I thought of this most recently while passing through a very small, very rural town to the west of here. On the top of a small hill sat a small farm. The front "yard" was made up of several acres of corn now beginning to dry on stalks that were turning from green to various shades of tan and gray. My brain brought to me the musty, dusty smell that I had experienced by playing various chase games in between the neat rows of corn as a boy.
Beyond the corn, up higher on the hill, sat a farmhouse and a barn. The house: white. The barn: red. Just the way it seems it always is and always should be. The thing(s) that knocked me back from the hazy tour of my long-lost youth was (were) two wind turbines that sat on each side of the barn. My head almost snapped forward as my mind began to race quickly back to the present and to the future. I started to picture windmills in Holland that have become semi-working museum pieces. I thought of the mills dating back more than a thousand years that used the power of the wind to do the work that had frequently been done by mules and slaves. Many of these uses of wind energy have ceased because there was some mechanical contraption that had taken its place. Electricity and the gasoline engine powered the mills and the use of the wind as a power source for the most part was no longer used. Interestingly enough, we are now heading back to the wind to generate the electricity to drive the motors or computers that can do all sorts of other things. It is the mirror image of Back to the Future.
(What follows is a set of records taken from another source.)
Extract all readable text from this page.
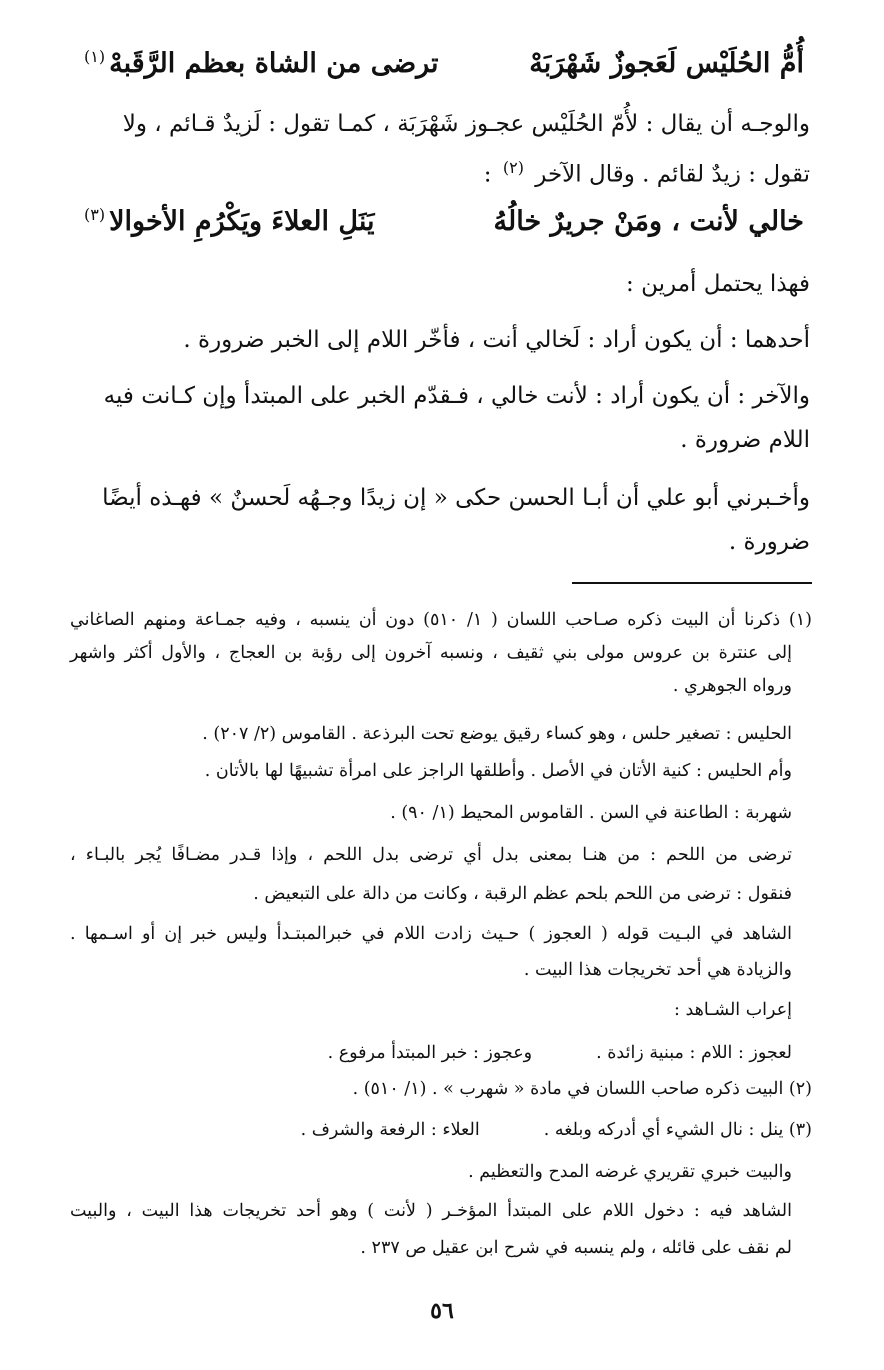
أُمُّ الحُلَيْس لَعَجوزٌ شَهْرَبَهْ
ترضى من الشاة بعظم الرَّقَبهْ$^{(١)}$
والوجـه أن يقال : لأُمّ الحُلَيْس عجـوز شَهْرَبَة ، كمـا تقول : لَزيدٌ قـائم ، ولا
تقول : زيدٌ لقائم . وقال الآخر $^{(٢)}$ :
خالي لأنت ، ومَنْ جريرٌ خالُهُ
يَنَلِ العلاءَ ويَكْرُمِ الأخوالا$^{(٣)}$
فهذا يحتمل أمرين :
أحدهما : أن يكون أراد : لَخالي أنت ، فأخّر اللام إلى الخبر ضرورة .
والآخر : أن يكون أراد : لأنت خالي ، فـقدّم الخبر على المبتدأ وإن كـانت فيه
اللام ضرورة .
وأخـبرني أبو علي أن أبـا الحسن حكى « إن زيدًا وجـهُه لَحسنٌ » فهـذه أيضًا
ضرورة .
(١) ذكرنا أن البيت ذكره صـاحب اللسان ( ١/ ٥١٠) دون أن ينسبه ، وفيه جمـاعة ومنهم الصاغاني
إلى عنترة بن عروس مولى بني ثقيف ، ونسبه آخرون إلى رؤبة بن العجاج ، والأول أكثر واشهر
ورواه الجوهري .
الحليس : تصغير حلس ، وهو كساء رقيق يوضع تحت البرذعة . القاموس (٢/ ٢٠٧) .
وأم الحليس : كنية الأتان في الأصل . وأطلقها الراجز على امرأة تشبيهًا لها بالأتان .
شهربة : الطاعنة في السن . القاموس المحيط (١/ ٩٠) .
ترضى من اللحم : من هنـا بمعنى بدل أي ترضى بدل اللحم ، وإذا قـدر مضـافًا يُجر بالبـاء ،
فنقول : ترضى من اللحم بلحم عظم الرقبة ، وكانت من دالة على التبعيض .
الشاهد في البـيت قوله ( العجوز ) حـيث زادت اللام في خبرالمبتـدأ وليس خبر إن أو اسـمها .
والزيادة هي أحد تخريجات هذا البيت .
إعراب الشـاهد :
لعجوز : اللام : مبنية زائدة .
وعجوز : خبر المبتدأ مرفوع .
(٢) البيت ذكره صاحب اللسان في مادة « شهرب » . (١/ ٥١٠) .
(٣) ينل : نال الشيء أي أدركه وبلغه .
العلاء : الرفعة والشرف .
والبيت خبري تقريري غرضه المدح والتعظيم .
الشاهد فيه : دخول اللام على المبتدأ المؤخـر ( لأنت ) وهو أحد تخريجات هذا البيت ، والبيت
لم نقف على قائله ، ولم ينسبه في شرح ابن عقيل ص ٢٣٧ .
٥٦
It occurred to me that the same thing is happening with streetcars. Once a common fixture of the transportation system in many major cities, the streetcar was replaced by buses and other devices and there remain very few except in cities like New Orleans and San Francisco. The street car was seen as dangerous because they were hard to stop and couldn't swerve out of the way to avoid problems. Ever heard of the Los Angeles Dodgers baseball team? They originated as the Brooklyn Dodgers and got their name because of the people who "dodged" or jumped out of the way of the streetcars. They were seen as (perhaps most accurately) not very flexible because they could only go where the tracks were; not unlike railroad trains. Once planners made their decision where the streetcar (or the railroad line) would go, that was it. Yes, the thinking was that growth would follow and build on existing demand. But if, for whatever reason, the demand changed or development patterns took people elsewhere, there wasn't much that could be done about it. And that's where I have a problem with streetcars.
I don't trust that planners in this day and age and in this region in particular really understand where the needs are or where they will be over the next ten, twenty or thirty years. Time and time again planners around here have missed the boat when it came to predicting needs. If they had we would have a subway system that operated in a more circular fashion rather than the straight-line north/south and east/west spoke design we have to say nothing about having more frequent stations outside the beltway. Don't get me started on the road system either. Planners and engineers are still trying to figure out what to do and every day tens of thousands of people spend hours of their lives stuck in traffic jams as a consequence. Do we really trust that where they say we need rails for trolleys is really where they should go--not just now but 20 years from now?
Steve Eldridge is a long-time reporter, observer and commentator on the Washington region's transportation issues. You can contact him directly by writing to: Steve@SprawlandCrawl.com. Unless otherwise requested, letters or portions of letters can be used within future columns. Letter writers will be identified by their first name and city/neighborhood.
1. Vintage streetcar systems were mostly built by private developers, not government planners.
2. Planners absolutely did NOT miss the boat with Metro's design. Compare it to San Francisco's BART, which has the same mileage but is more focused on the suburbs. Metro has far higher ridership and is universally considered to be the better system. Suburban lines will only be convenient now that the core system is already in place.
3. The permanence of trains is exactly what makes them better than buses. Land owners know that if there are tracks in the ground, that train isn't going away, so it's safe to develop near it knowing that it will always be there. That's why Bethesda and Silver Spring and Arlington and downtown Washington have had so much development since Metro opened, while similar places in other cities without trains have languished. Trains guide where development happens.
4. Tysons Corner may have developed without Metro, but you may have noticed that the decision by planners to build Dulles Airport had something to do with Tysons' growth.
5. The great thing about streetcars, as opposed to Metro, is that they are so so so much less expensive, so we can afford to build a lot of them in a lot of places. Even if some externality causes development to happen somewhere it's not anticipated, a streetcar can be added relatively easily onto just about any existing street. As for costs, a new streetcar line costs about the same as a new high school. Any community that can build a high school can build a streetcar, in the same amount of time.
6. What's your alternative? We have 60 years of experience that tell us buses aren't as good as trains. We know without a sliver of doubt that buses don't influence land use the way trains do, and that large portions of the population simply won't ride a bus. Do you think we should eliminate transit and just build roads? How can you say you oppose central planning for relatively inexpensive streetcars that can be added to streets at any time, but not for much more massive and imposing highway or subway projects? If we shouldn't be planning streetcars, what *should* we be doing?